I was arguing over the math of this with my dad about this last night. Neither of us are Christian, by the way - we're more like die hard cynics.
The methodology used to calculate the probability that this Jesus son of Joseph was the Jesus son of Joseph and that this Maria was the Mary were a bit suspect.
Here's what they did: they calculated the probability that any random person of that time would be named "Yeshu Ben Yossef", and that any random person would be named "Mary". Same thing for Judah, Joseph, and Matthew. Then they multiplied those probabilities in order to find the conditional probability that all of those would be found together. They applied some further fuzz factors to calculate that the probability that this wasn't the actual Jesus and Mary was 1/600, or that there was a 599/600 chance that this actual was the holy family of Christianity.

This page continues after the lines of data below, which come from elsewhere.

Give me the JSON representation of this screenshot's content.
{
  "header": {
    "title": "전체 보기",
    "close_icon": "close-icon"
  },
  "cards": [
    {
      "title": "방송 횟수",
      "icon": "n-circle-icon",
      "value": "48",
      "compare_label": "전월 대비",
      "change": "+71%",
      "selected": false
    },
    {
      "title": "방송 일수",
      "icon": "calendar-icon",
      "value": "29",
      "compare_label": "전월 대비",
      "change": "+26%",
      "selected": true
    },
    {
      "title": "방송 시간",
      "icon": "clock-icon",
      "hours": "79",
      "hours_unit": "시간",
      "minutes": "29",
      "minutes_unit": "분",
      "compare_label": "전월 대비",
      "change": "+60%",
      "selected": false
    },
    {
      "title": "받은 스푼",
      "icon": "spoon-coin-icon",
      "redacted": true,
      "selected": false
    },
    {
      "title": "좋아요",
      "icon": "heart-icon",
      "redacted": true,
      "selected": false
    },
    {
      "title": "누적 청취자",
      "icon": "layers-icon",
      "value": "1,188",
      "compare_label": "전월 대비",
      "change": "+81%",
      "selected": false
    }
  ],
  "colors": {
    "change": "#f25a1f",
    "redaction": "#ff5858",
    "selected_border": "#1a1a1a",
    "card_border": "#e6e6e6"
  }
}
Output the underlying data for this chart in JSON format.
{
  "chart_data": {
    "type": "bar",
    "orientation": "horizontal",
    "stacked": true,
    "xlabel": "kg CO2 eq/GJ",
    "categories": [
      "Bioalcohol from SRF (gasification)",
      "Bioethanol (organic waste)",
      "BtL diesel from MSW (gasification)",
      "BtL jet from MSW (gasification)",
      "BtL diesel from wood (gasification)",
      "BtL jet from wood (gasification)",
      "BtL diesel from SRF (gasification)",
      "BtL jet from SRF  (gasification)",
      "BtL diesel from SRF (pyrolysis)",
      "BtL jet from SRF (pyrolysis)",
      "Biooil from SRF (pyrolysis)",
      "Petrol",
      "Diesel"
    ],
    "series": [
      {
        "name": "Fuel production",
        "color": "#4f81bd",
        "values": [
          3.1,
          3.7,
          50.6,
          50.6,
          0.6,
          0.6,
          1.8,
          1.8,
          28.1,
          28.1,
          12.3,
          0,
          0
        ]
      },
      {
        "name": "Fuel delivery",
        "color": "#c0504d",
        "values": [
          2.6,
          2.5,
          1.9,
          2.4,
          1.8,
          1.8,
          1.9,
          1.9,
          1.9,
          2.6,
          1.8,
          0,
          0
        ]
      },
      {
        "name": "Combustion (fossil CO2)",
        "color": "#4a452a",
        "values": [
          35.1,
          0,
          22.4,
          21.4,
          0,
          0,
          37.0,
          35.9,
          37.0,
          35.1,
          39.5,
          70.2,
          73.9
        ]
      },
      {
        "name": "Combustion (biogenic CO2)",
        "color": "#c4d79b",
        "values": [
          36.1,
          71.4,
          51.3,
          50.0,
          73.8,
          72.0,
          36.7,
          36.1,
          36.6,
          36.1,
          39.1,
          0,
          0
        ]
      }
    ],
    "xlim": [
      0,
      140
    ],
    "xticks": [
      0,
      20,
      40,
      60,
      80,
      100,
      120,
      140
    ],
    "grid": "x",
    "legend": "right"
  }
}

What they didn't do was figure out that the chances that a couple would give a certain name to their children wasn't independent of their own names. Damn it, that didn't come out so clearly. Think about it this way: a parent will often not choose his child's name randomly (although the archeo/mathematicians assumed they did). A parent often chooses his child's name based on the names of their parents. My dad's name is P.... and he named me P.... My little sister's name is S...p... The names just sound better that way. Likewise, a person by the name of Joseph wouldn't choose his child's name randomly, he would be more likely to choose something that had a relationship to his own. Basically, this increases the probability that a particular set of names would be found together, and reduces the probability that this particular family found in the tomb was the holy family.
That's not even accounting for the mitochondrial DNA results, but then again, from what I've read, the mDNA doesn't provide a solid proof of anything - except that the contents of the "Jesus" tomb weren't related to the contents of the "Mary" tomb, but that the contents of the "Judah" tomb were related to the contents of both. So fine, you had some random couple named Jesus and Mary who had a son named Judah. But as the probability should show, that wasn't really that uncommon.